SIRUS décrit un mécanisme d’étalonnage de la voix (enregistrement court) pour détecter automatiquement les intervenants lors des réunions suivantes, en précisant que la personnalisation avec les noms dépend aussi de la clarté de l’audio et du contexte (écho, bruit, etc.). C’est une approche pragmatique : l’identification des voix n’est pas un bouton magique, c’est une méthode.
? La promesse réaliste : réduire la friction, pas supprimer toute relecture
Même avec un bon système, des situations restent difficiles :
• personnes qui se coupent la parole,
• participants à distance avec un son compressé,
• salles réverbérantes,
• nouveaux intervenants non étalonnés.
Le bénéfice attendu est donc : gagner du temps sur l’attribution, puis laisser la relecture humaine sécuriser les zones ambiguës.
? La méthode qui fonctionne : préparer la liste des participants
L’identification des intervenants tient beaucoup à la préparation :
• liste des présents (noms, prénoms, fonctions),
• constance des prises de parole (micro, emplacement),
• règles simples en séance (se présenter, parler à tour de rôle sur les votes et annonces).
SIRUS insiste d’ailleurs sur la nécessité de connaître la composition précise des participants : c’est un point clé, souvent sous-estimé.
? Pourquoi c’est critique pour le PV “officiel”
Un PV “officiel avec noms” est plus lisible et souvent plus utile : il structure les responsabilités et les réponses.

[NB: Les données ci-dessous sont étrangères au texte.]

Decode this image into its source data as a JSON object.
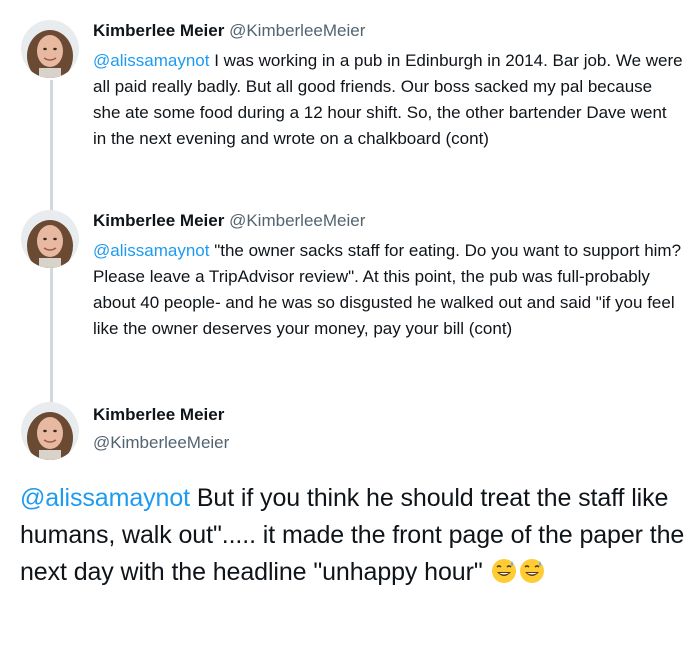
{
  "colors": {
    "mention": "#1d9bf0",
    "handle": "#536471",
    "text": "#0f1419",
    "thread_line": "#cfd9de"
  },
  "tweets": [
    {
      "name": "Kimberlee Meier",
      "handle": "@KimberleeMeier",
      "mention": "@alissamaynot",
      "text": " I was working in a pub in Edinburgh in 2014. Bar job. We were all paid really badly. But all good friends. Our boss sacked my pal because she ate some food during a 12 hour shift. So, the other bartender Dave went in the next evening and wrote on a chalkboard (cont)"
    },
    {
      "name": "Kimberlee Meier",
      "handle": "@KimberleeMeier",
      "mention": "@alissamaynot",
      "text": " \"the owner sacks staff for eating. Do you want to support him? Please leave a TripAdvisor review\". At this point, the pub was full-probably about 40 people- and he was so disgusted he walked out and said \"if you feel like the owner deserves your money, pay your bill (cont)"
    }
  ],
  "main_tweet": {
    "name": "Kimberlee Meier",
    "handle": "@KimberleeMeier",
    "mention": "@alissamaynot",
    "text": " But if you think he should treat the staff like humans, walk out\"..... it made the front page of the paper the next day with the headline \"unhappy hour\"",
    "emojis": [
      "grinning-sweat-emoji",
      "grinning-sweat-emoji"
    ]
  }
}
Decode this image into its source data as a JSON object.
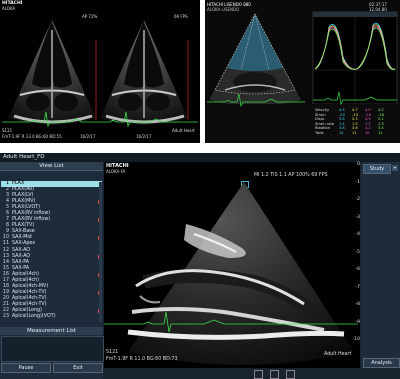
{
  "top_left": {
    "brand": "HITACHI",
    "brand_sub": "ALOKA",
    "ap_label": "AP 72%",
    "fps_label": "69 FPS",
    "left_probe": "S121",
    "left_params": "FmT-1.9F   R 13.0 BG:60 BD:55",
    "left_date": "16/2/17",
    "right_date": "16/2/17",
    "preset": "Adult Heart"
  },
  "top_right": {
    "brand": "HITACHI LISENDO 880",
    "sub": "ALOKA LISENDO",
    "time": "02:37:17",
    "date": "12.04.80",
    "table_rows": [
      [
        "Velocity",
        "4.5",
        "4.7",
        "4.0",
        "4.2"
      ],
      [
        "Strain",
        "-20",
        "-19",
        "-16",
        "-18"
      ],
      [
        "Displ.",
        "5.8",
        "5.3",
        "4.9",
        "5.1"
      ],
      [
        "Strain rate",
        "1.4",
        "1.5",
        "1.2",
        "1.3"
      ],
      [
        "Rotation",
        "3.8",
        "3.6",
        "3.2",
        "3.4"
      ],
      [
        "Twist",
        "12",
        "11",
        "10",
        "11"
      ]
    ],
    "series_colors": [
      "#3bd6ff",
      "#ffe34d",
      "#ff4dd6",
      "#7dff5a"
    ]
  },
  "app": {
    "title": "Adult Heart_FD",
    "view_list_title": "View List",
    "view_list": [
      "PLAX",
      "PLAX(Ao)",
      "PLAX(LV)",
      "PLAX(MV)",
      "PLAX(LVOT)",
      "PLAX(RV inflow)",
      "PLAX(RV inflow)",
      "PLAX(TV)",
      "SAX-Base",
      "SAX-Mid",
      "SAX-Apex",
      "SAX-AO",
      "SAX-AO",
      "SAX-PA",
      "SAX-PA",
      "Apical(4ch)",
      "Apical(4ch)",
      "Apical(4ch-MV)",
      "Apical(4ch-TV)",
      "Apical(4ch-TV)",
      "Apical(4ch-TV)",
      "Apical(Long)",
      "Apical(Long)(VOT)"
    ],
    "measurement_list_title": "Measurement List",
    "pause_label": "Pause",
    "exit_label": "Exit",
    "image_brand": "HITACHI",
    "image_brand_sub": "ALOKA-FA",
    "info_line": "MI 1.2  TIS 1.1   AP 100%    69 FPS",
    "probe": "S121",
    "params": "FmT-1.9F   R 11.0 BG:60 BD:73",
    "preset": "Adult Heart",
    "study_label": "Study",
    "analysis_label": "Analysis",
    "depth_ticks": [
      "0",
      "-1",
      "-2",
      "-3",
      "-4",
      "-5",
      "-6",
      "-7",
      "-8",
      "-9",
      "-10"
    ]
  }
}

Mais il est aussi plus exposé à la contestation si un propos est attribué à tort. D’où l’intérêt d’un duo :
• identification assistée,
• extraction par intervenant + relecture ciblée.
✅ À retenir
“Qui parle” est souvent plus difficile que “quoi est dit”.
Étalonnage + préparation participants + audio propre = gains réels.
La validation humaine reste indispensable sur les passages sensibles.